You’d also think that JLU being set in the present would mean no material from Batman Beyond, but you’d be especially wrong there. The DCAU Justice League’s first appearance was actually the future version in a two-part Beyond episode, and even after the end of that show JLU would revisit the time period multiple times, including in Epilogue, an episode that was written as a potential finale for both JLU and BB, and carried its present-day story all the way through to a much-older Terry McGinnis, where it wraps up elements of his character arc as well.
In addition to direct visitations via time-travel and flash-forwards, JLU also did a great job of building steadily but gradually toward Beyond‘s status quo. One example was its showcasing of the original form of the Royal Flush gang, a playing-card-themed group of bad guys taken from the comics but which had first appeared in Beyond.
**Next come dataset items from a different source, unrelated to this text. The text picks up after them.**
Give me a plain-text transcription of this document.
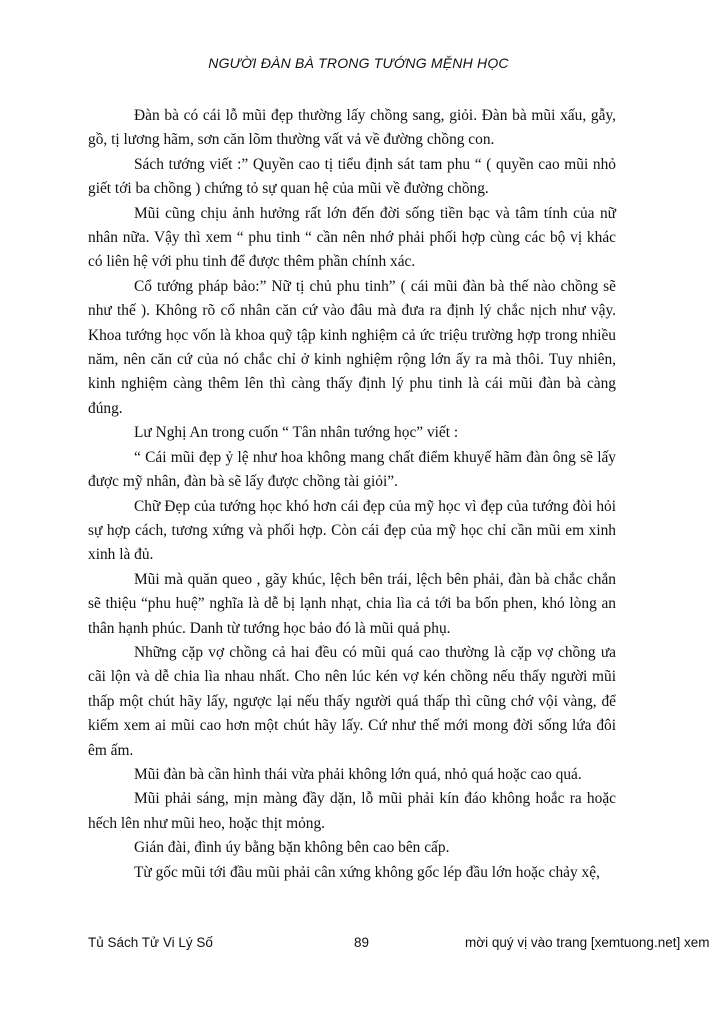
NGƯỜI ĐÀN BÀ TRONG TƯỚNG MỆNH HỌC

Đàn bà có cái lỗ mũi đẹp thường lấy chồng sang, giỏi. Đàn bà mũi xấu, gẫy, gồ, tị lương hãm, sơn căn lõm thường vất vả về đường chồng con.

Sách tướng viết :” Quyền cao tị tiểu định sát tam phu “ ( quyền cao mũi nhỏ giết tới ba chồng ) chứng tỏ sự quan hệ của mũi về đường chồng.

Mũi cũng chịu ảnh hưởng rất lớn đến đời sống tiền bạc và tâm tính của nữ nhân nữa. Vậy thì xem “ phu tinh “ cần nên nhớ phải phối hợp cùng các bộ vị khác có liên hệ với phu tinh để được thêm phần chính xác.

Cổ tướng pháp bảo:” Nữ tị chủ phu tinh” ( cái mũi đàn bà thế nào chồng sẽ như thế ). Không rõ cổ nhân căn cứ vào đâu mà đưa ra định lý chắc nịch như vậy. Khoa tướng học vốn là khoa quỹ tập kinh nghiệm cả ức triệu trường hợp trong nhiều năm, nên căn cứ của nó chắc chỉ ở kinh nghiệm rộng lớn ấy ra mà thôi. Tuy nhiên, kinh nghiệm càng thêm lên thì càng thấy định lý phu tinh là cái mũi đàn bà càng đúng.

Lư Nghị An trong cuốn “ Tân nhân tướng học” viết :

“ Cái mũi đẹp ỷ lệ như hoa không mang chất điểm khuyế hãm đàn ông sẽ lấy được mỹ nhân, đàn bà sẽ lấy được chồng tài giỏi”.

Chữ Đẹp của tướng học khó hơn cái đẹp của mỹ học vì đẹp của tướng đòi hỏi sự hợp cách, tương xứng và phối hợp. Còn cái đẹp của mỹ học chỉ cần mũi em xinh xinh là đủ.

Mũi mà quăn queo , gãy khúc, lệch bên trái, lệch bên phải, đàn bà chắc chắn sẽ thiệu “phu huệ” nghĩa là dễ bị lạnh nhạt, chia lìa cả tới ba bốn phen, khó lòng an thân hạnh phúc. Danh từ tướng học bảo đó là mũi quả phụ.

Những cặp vợ chồng cả hai đều có mũi quá cao thường là cặp vợ chồng ưa cãi lộn và dễ chia lìa nhau nhất. Cho nên lúc kén vợ kén chồng nếu thấy người mũi thấp một chút hãy lấy, ngược lại nếu thấy người quá thấp thì cũng chớ vội vàng, để kiếm xem ai mũi cao hơn một chút hãy lấy. Cứ như thế mới mong đời sống lứa đôi êm ấm.

Mũi đàn bà cần hình thái vừa phải không lớn quá, nhỏ quá hoặc cao quá.

Mũi phải sáng, mịn màng đầy dặn, lỗ mũi phải kín đáo không hoắc ra hoặc hếch lên như mũi heo, hoặc thịt mỏng.

Gián đài, đình úy bằng bặn không bên cao bên cấp.

Từ gốc mũi tới đầu mũi phải cân xứng không gốc lép đầu lớn hoặc chảy xệ,

Tủ Sách Tử Vi Lý Số	89	mời quý vị vào trang [xemtuong.net] xem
The most well-known example, though, is probably the relationship between Shayera Hol, Hawkgirl, and John Stewart, the JLU era’s Green Lantern. While the earliest hints of the relationship appeared early on, the creators knew that getting the characters together was much less important than the story that got them there, so they took their sweet time over several seasons—even breaking them up for a while. Of course, the reason they could get away with such a slow burn without driving the shippers crazy was because longtime DCAU fans knew they’d end up together, because we’d already met their child, Warhawk, in Batman Beyond.
Warhawk’s first appearance predated the beginning of the romance plot in Justice League by several years, but seeing the character in action—lacking natural wings like most of DC’s hawk-themed heroes and with a complexion suggestive of humans of mixed race (John Stewart is black and Hawkgirl, though an alien, is effectively white)—made it clear very early on where Jon and Shayera’s flirtation was leading, and even as a longtime devotee of the DCAU, I’d be hard-pressed to guess what idea came first, the character or his parents.
Making this point where Star Wars is concerned is kind of a double-edged sword, because there barely is any continuity for new material, films or otherwise, to reference. And as much as us EU fans love diving into a book like Darth Plagueis that seamlessly weaves together all manner of earlier sources, it’s now much harder to imagine that book taking place in the SW canon than, say, Kenobi, a book that’s every bit as awesome but takes place effectively in a bubble—and is highly unlikely to ever be contradicted.
So I guess what I’m hoping is that the Story Group will learn from the DCAU’s use of continuity going forward—and indeed, there are scattered (and over-the-top) reports that the Disney era of Star Wars is going to “redefine longform storytelling”, implying that not only will conflicts be less common, but that everything that does come out will weave into and feed off of everything else rather than existing in a bubble. While that might—might—mean a less hospitable environment for enjoyable standalone stories like Kenobi, it is nevertheless an exciting prospect to consider.